It has long been proposed that self-disclosure and empathic responding form the basis of good quality intimate relationships.
A study by Alexandra Mitchell and her colleagues in 2008 examined 102 couples who completed intimacy measures following videotaped discussions about relationship problems and crises occurring both within and outside the relationship. They reported that “…men’s own disclosure and empathic responding predicted their feelings of intimacy, whereas women’s intimacy was predicted by their partner’s disclosure and empathic responding.
Self-disclosure and empathic responding appear to be important behavioral determinants of intimate feelings, but the manner in which they influence intimacy differs according to gender.”
This suggests that aspects of empathic responding may influence intimacy in men and women differently. The authors summarised these differences as follows:
- Men’s caring predicted their own intimacy, whereas their understanding and validation did not. Men may feel more effective in responding to their partner’s vulnerability and, therefore, closer to their partner when they express affectionate concern for their partner rather than just understanding and acceptance of their partner’s disclosure.

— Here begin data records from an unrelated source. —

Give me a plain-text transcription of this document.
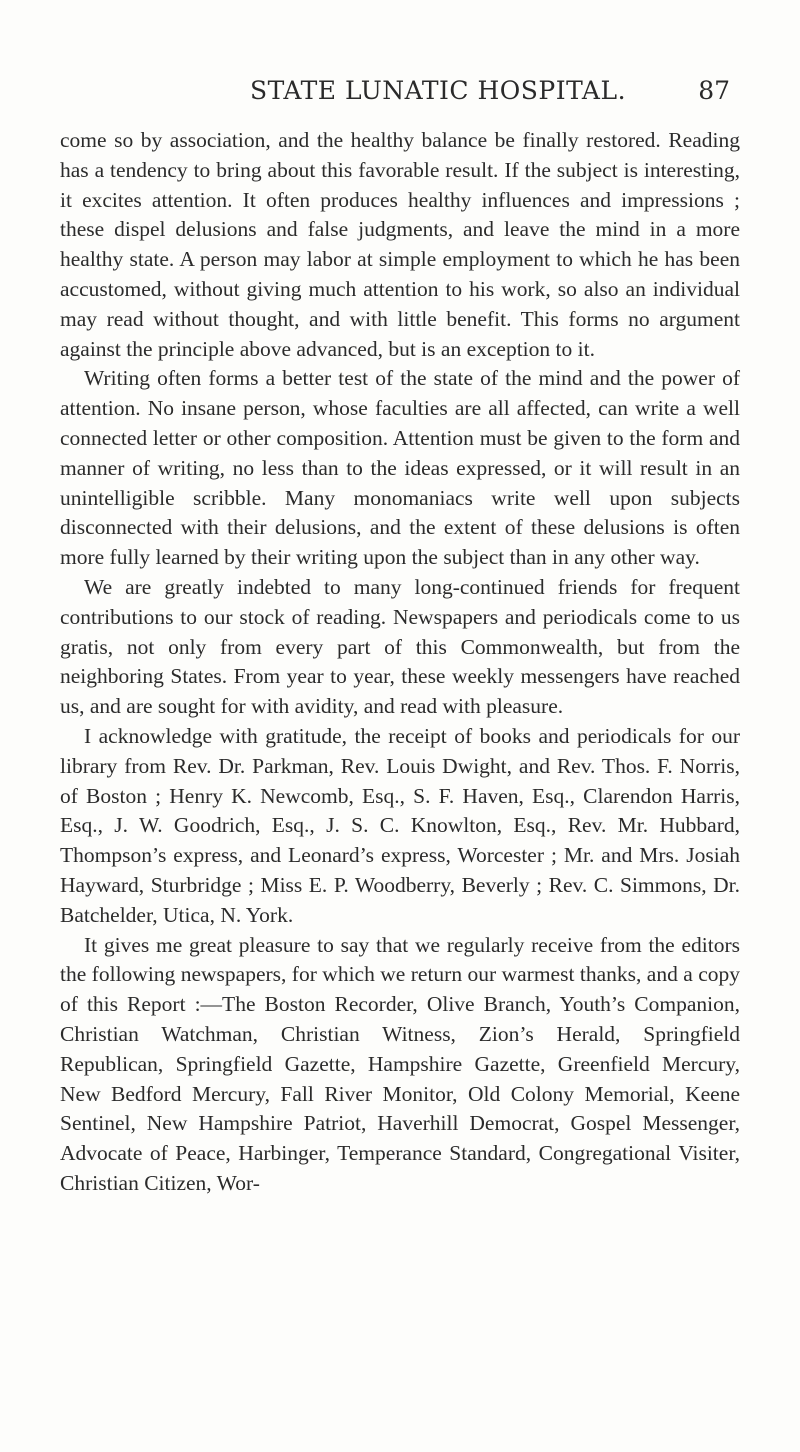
STATE LUNATIC HOSPITAL.	87

come so by association, and the healthy balance be finally restored. Reading has a tendency to bring about this favorable result. If the subject is interesting, it excites attention. It often produces healthy influences and impressions ; these dispel delusions and false judgments, and leave the mind in a more healthy state. A person may labor at simple employment to which he has been accustomed, without giving much attention to his work, so also an individual may read without thought, and with little benefit. This forms no argument against the principle above advanced, but is an exception to it.

Writing often forms a better test of the state of the mind and the power of attention. No insane person, whose faculties are all affected, can write a well connected letter or other composition. Attention must be given to the form and manner of writing, no less than to the ideas expressed, or it will result in an unintelligible scribble. Many monomaniacs write well upon subjects disconnected with their delusions, and the extent of these delusions is often more fully learned by their writing upon the subject than in any other way.

We are greatly indebted to many long-continued friends for frequent contributions to our stock of reading. Newspapers and periodicals come to us gratis, not only from every part of this Commonwealth, but from the neighboring States. From year to year, these weekly messengers have reached us, and are sought for with avidity, and read with pleasure.

I acknowledge with gratitude, the receipt of books and periodicals for our library from Rev. Dr. Parkman, Rev. Louis Dwight, and Rev. Thos. F. Norris, of Boston ; Henry K. Newcomb, Esq., S. F. Haven, Esq., Clarendon Harris, Esq., J. W. Goodrich, Esq., J. S. C. Knowlton, Esq., Rev. Mr. Hubbard, Thompson’s express, and Leonard’s express, Worcester ; Mr. and Mrs. Josiah Hayward, Sturbridge ; Miss E. P. Woodberry, Beverly ; Rev. C. Simmons, Dr. Batchelder, Utica, N. York.

It gives me great pleasure to say that we regularly receive from the editors the following newspapers, for which we return our warmest thanks, and a copy of this Report :—The Boston Recorder, Olive Branch, Youth’s Companion, Christian Watchman, Christian Witness, Zion’s Herald, Springfield Republican, Springfield Gazette, Hampshire Gazette, Greenfield Mercury, New Bedford Mercury, Fall River Monitor, Old Colony Memorial, Keene Sentinel, New Hampshire Patriot, Haverhill Democrat, Gospel Messenger, Advocate of Peace, Harbinger, Temperance Standard, Congregational Visiter, Christian Citizen, Wor-
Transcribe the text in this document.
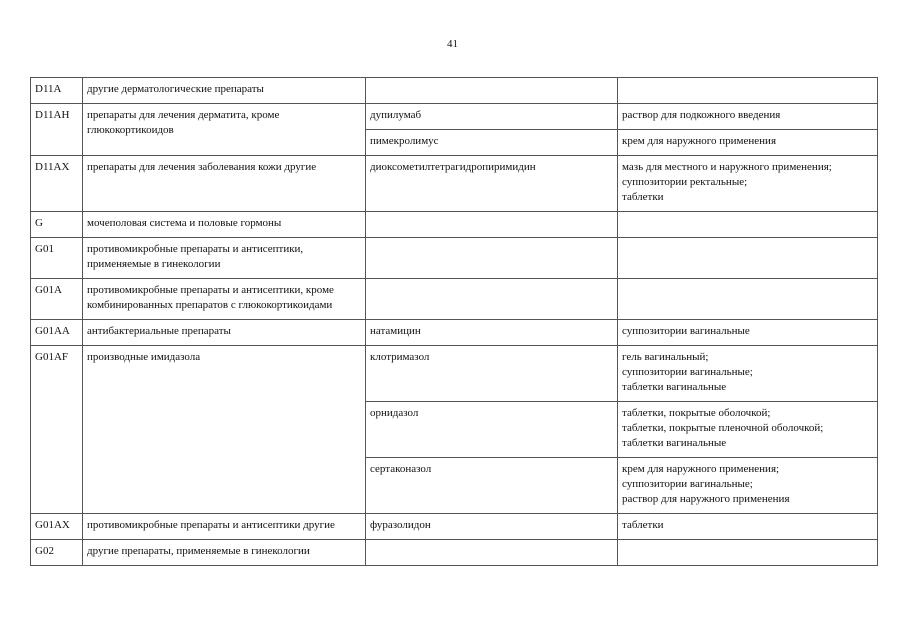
41
D11A	другие дерматологические препараты		
D11AH	препараты для лечения дерматита, кроме глюкокортикоидов	дупилумаб	раствор для подкожного введения

		пимекролимус	крем для наружного применения

D11AX	препараты для лечения заболевания кожи другие	диоксометилтетрагидропиримидин	мазь для местного и наружного применения;
суппозитории ректальные;
таблетки

G	мочеполовая система и половые гормоны		
G01	противомикробные препараты и антисептики, применяемые в гинекологии		
G01A	противомикробные препараты и антисептики, кроме комбинированных препаратов с глюкокортикоидами		
G01AA	антибактериальные препараты	натамицин	суппозитории вагинальные

G01AF	производные имидазола	клотримазол	гель вагинальный;
суппозитории вагинальные;
таблетки вагинальные

		орнидазол	таблетки, покрытые оболочкой;
таблетки, покрытые пленочной оболочкой;
таблетки вагинальные

		сертаконазол	крем для наружного применения;
суппозитории вагинальные;
раствор для наружного применения

G01AX	противомикробные препараты и антисептики другие	фуразолидон	таблетки

G02	другие препараты, применяемые в гинекологии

- Women felt more intimate when their partners exhibited understanding, validation, and caring.
One practical implication of this finding is that couples whose relationship lacks intimacy may benefit from being encouraged to engage in constructive emotional disclosure discussions more frequently, particularly as a means of regaining closeness after relationship damage has occurred.
Men will feel a greater sense of intimacy from responding to their partner and expressing caring towards their partner, and their partners will feel a greater sense of intimacy because of this.
Mitchell, Alexandra E, Castellani, Angela M, Herrington, Rachael L, Joseph, Jana I, Doss, Brian D, Snyder, Douglas K (2008). Predictors of intimacy in couples’ discussions of relationship injuries: An observational study. Journal of Family Psychology, 22, 21-29.